My journey of identity and belonging, I believe, is a testament to the resilience of the human spirit and the transformative power of uncovering one’s true self.
POST SCRIPT:
Tears welled after an unexpected phone call in July 2022 from my Perth cousin Sadly my cousin/her sister has died. Her ashes were to be interred in the same grave as their parents, and my mother. Because the headstone would to have to be altered, Mary explained that with my permission, they would like to add my name as my mother’s daughter. I am overwhelmed and thrilled that finally there will be one official place in the world where I can actually be linked with my mother. Nowhere else, in any legal sense, is this permitted.
It is heartwarming that my new relatives see fit to honour my membership on the family tree this way. I drop everything and fly to Perth for the interment ceremony. The cremation has already taken place, so it becomes a celebration of Dorothy’s life. A space has been dug out under the headstone and to my astonishment there, exposed, are my mother’s ashes. Mary handed them to me to hold.
Obliterating the party atmosphere of this occasion, holding that plastic container of ashes is the saddest and most intensely private moment I have ever experienced. Surreal almost explains the wonderment of being the closest to, yet also the farthest from, the mother I have never known.

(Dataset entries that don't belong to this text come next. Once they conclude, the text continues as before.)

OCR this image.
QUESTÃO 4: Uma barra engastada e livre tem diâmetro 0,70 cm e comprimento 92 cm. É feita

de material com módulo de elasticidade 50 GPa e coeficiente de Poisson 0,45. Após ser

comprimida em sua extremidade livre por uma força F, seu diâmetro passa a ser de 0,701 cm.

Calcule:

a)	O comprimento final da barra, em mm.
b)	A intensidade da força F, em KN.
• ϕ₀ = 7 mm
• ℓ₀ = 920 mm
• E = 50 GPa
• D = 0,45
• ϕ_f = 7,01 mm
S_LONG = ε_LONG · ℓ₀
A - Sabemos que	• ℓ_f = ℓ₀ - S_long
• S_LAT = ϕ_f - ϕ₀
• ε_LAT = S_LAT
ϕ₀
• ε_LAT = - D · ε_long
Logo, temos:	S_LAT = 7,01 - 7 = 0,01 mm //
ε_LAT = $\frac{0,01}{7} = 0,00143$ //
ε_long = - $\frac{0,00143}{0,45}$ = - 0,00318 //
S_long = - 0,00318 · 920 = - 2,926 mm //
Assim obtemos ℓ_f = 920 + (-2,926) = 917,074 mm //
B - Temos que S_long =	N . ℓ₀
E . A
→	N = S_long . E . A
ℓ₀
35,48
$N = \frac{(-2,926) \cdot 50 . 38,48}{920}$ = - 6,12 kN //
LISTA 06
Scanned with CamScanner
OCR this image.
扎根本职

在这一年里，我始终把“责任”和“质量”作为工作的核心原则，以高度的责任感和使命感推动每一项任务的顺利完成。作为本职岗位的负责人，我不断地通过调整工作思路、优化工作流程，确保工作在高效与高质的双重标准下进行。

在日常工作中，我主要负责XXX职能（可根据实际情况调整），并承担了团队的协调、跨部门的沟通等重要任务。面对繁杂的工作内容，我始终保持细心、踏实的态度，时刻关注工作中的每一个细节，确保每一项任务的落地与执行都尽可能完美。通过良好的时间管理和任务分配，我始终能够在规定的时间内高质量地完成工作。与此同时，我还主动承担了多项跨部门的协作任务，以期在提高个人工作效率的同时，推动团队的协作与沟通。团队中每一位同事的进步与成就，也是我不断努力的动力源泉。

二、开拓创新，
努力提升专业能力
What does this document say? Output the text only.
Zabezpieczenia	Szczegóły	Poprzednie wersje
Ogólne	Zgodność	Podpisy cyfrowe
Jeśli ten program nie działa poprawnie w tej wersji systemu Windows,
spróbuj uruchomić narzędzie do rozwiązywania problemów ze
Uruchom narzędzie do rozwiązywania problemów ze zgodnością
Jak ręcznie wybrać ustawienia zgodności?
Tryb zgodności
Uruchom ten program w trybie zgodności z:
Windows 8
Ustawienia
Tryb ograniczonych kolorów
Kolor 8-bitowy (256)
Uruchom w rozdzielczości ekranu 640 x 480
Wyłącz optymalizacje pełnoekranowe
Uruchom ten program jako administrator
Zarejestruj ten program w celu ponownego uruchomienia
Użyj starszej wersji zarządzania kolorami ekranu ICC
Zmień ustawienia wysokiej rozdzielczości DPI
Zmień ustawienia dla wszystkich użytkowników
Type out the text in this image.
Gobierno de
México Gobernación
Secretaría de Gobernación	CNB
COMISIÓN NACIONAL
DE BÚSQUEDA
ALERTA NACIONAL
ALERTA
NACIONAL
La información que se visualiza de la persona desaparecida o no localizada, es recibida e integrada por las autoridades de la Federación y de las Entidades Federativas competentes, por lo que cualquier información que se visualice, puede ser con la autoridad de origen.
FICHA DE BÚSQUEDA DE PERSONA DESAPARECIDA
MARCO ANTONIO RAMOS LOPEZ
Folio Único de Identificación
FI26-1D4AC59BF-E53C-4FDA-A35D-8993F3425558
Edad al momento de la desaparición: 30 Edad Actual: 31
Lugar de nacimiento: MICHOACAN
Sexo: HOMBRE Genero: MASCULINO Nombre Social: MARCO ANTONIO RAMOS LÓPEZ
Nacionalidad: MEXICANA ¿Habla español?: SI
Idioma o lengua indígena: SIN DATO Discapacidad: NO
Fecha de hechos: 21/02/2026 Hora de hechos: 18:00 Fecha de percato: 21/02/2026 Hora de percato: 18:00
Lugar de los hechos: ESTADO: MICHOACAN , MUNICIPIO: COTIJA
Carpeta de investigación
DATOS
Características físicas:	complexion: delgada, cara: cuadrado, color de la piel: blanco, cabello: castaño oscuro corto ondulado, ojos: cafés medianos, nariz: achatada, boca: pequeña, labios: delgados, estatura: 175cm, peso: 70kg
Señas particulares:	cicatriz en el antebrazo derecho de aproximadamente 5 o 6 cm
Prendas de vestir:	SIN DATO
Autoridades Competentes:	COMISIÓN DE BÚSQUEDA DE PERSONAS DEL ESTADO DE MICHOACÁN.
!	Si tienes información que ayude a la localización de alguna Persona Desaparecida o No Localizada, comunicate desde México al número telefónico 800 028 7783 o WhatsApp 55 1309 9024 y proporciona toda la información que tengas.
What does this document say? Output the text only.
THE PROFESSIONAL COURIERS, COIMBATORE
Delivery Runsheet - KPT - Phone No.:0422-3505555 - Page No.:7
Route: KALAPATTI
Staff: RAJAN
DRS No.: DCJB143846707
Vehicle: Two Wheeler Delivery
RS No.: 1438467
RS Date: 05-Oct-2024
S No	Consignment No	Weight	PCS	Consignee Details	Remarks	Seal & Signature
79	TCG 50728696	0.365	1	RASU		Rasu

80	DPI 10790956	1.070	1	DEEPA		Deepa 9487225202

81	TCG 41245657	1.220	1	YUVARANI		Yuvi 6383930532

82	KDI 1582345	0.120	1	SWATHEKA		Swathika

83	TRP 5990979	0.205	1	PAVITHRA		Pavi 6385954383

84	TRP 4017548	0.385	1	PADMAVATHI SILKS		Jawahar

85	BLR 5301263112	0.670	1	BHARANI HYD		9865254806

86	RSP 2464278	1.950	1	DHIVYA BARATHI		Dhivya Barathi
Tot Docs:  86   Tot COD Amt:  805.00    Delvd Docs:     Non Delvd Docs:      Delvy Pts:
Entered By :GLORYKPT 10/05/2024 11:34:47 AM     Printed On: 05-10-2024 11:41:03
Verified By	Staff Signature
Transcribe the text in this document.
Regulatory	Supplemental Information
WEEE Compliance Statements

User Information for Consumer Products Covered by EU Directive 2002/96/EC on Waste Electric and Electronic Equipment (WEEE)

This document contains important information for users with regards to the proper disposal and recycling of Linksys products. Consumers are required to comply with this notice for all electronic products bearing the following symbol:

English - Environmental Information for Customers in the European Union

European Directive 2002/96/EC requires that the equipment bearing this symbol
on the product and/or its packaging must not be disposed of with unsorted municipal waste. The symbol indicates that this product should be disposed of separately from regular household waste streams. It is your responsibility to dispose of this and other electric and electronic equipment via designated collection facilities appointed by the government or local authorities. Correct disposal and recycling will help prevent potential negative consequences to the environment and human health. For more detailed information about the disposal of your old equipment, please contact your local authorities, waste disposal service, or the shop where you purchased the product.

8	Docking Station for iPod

Born in 1944, I went to primary school at Balgowlah and attended Stella Maris College Manly until I successfully passed the Intermediate Examination in 1958. Thence a Secretarial Diploma from North Sydney Technical College. Many and varied positions as a Secretary/PA ensued. Travelled extensively in the 70s, including overland from London to Calcutta. Married for the first time in 1976, and was a stay at home mum for my one son until I graduated from Sydney University in 1994, aged 50, majoring in Psychology and History and Philosophy of Science. Next was a University of New South Wales Community History Certificate where my final paper was a Biography of my father with a background history of Radio Station 2SM earning a HD. (Picked up on the internet by a Radio History Group in the US resulting in my giving a talk at a Radio History Conference in San Diego.) Next accomplishment was a Masters in Local History from UTS graduating in 2004. Divorced 2006. Travelled Australia with partner 2008-2014). Discovered I was adopted in 2015. Married partner in 2018.